When I first got to LA in 2003, it seemed like the land of opportunity. In my starry-eyed opinion, you could be anything you wanted, and enjoy a quality of life that included backyards, and swimming pools, and year-round sunshine. But that was always just an illusion – a shiny veneer smeared on a city on the brink. The truth was, it was becoming an impossible place to afford, even then, and the city-wide housing crisis can no longer be ignored. With gentrification sweeping neighborhoods across the city, home prices skyrocketing, long-time residents facing displacement, and our unhoused neighbors setting up tent cities under every freeway overpass, my conversations about livability in LA have been overwhelmingly dominated by discussions of housing. From artists to activists to young people just starting out, so many Angelenos are asking how they can find their place in the city without hurting anyone. But as one of my friends put it, “There’s no ethical consumption in the LA real estate market.”
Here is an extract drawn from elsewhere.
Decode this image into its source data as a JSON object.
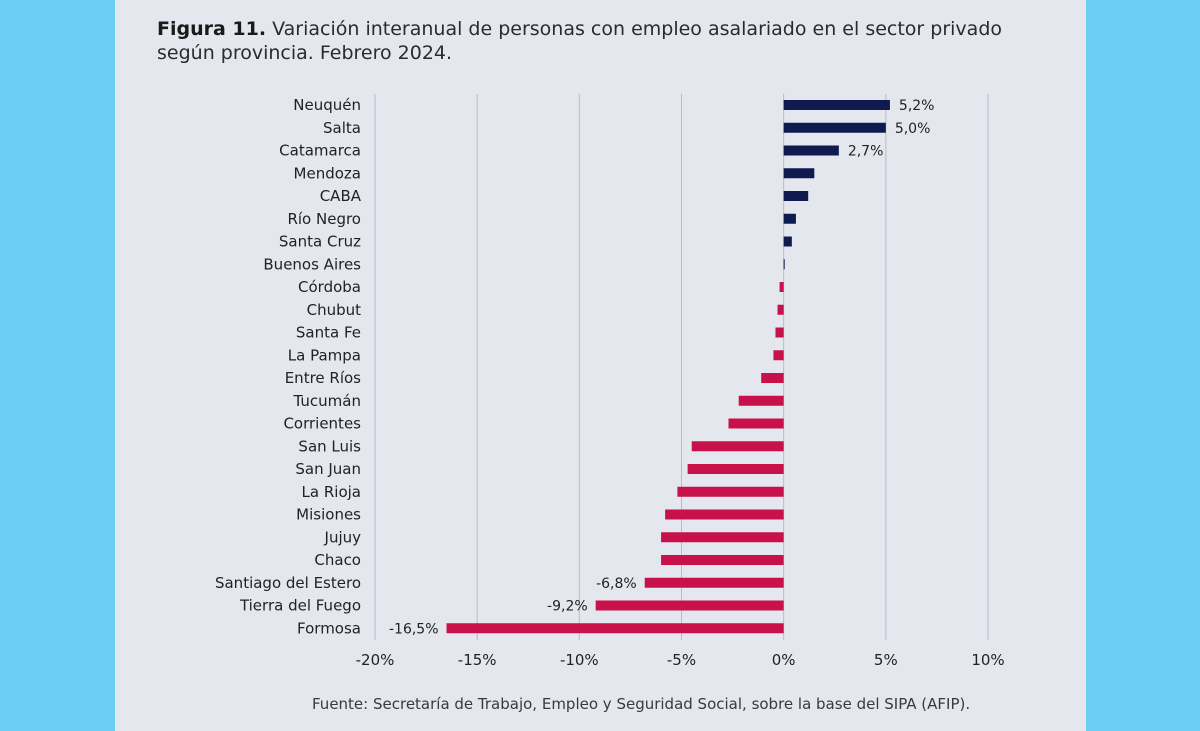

So this podcast, which began as a broader investigation into the urban history of LA, has ended up about the core societal value of housing as a human right. It is told through the voices of residents,  activists, artists, and city officials. Together, we examine historical events and cultural contexts that have influenced our current housing mess, and talk with many people on the front lines of land use questions, anti-eviction work, tenants rights, and services for our growing numbers of unhoused neighbors. Throughout are the experiences of artists, who in many cases opened doors for me into communities and ongoing conversations about the culture of place, history, identity, and social cohesion – those intangible influences that mark social movements and may hold the key to collectively imagining a different future. This podcast was created between 2017 – 2019, so a lot has changed – but sadly, a lot has also stayed the same.

On the other side of listening to this, you will likely have more questions than answers – I know I still do. But at least we can walk together with our eyes wide open, through a city that is no longer working for its most vulnerable — and increasingly, for anyone at all. And maybe, just maybe, we can figure out how to seize back our right to the city.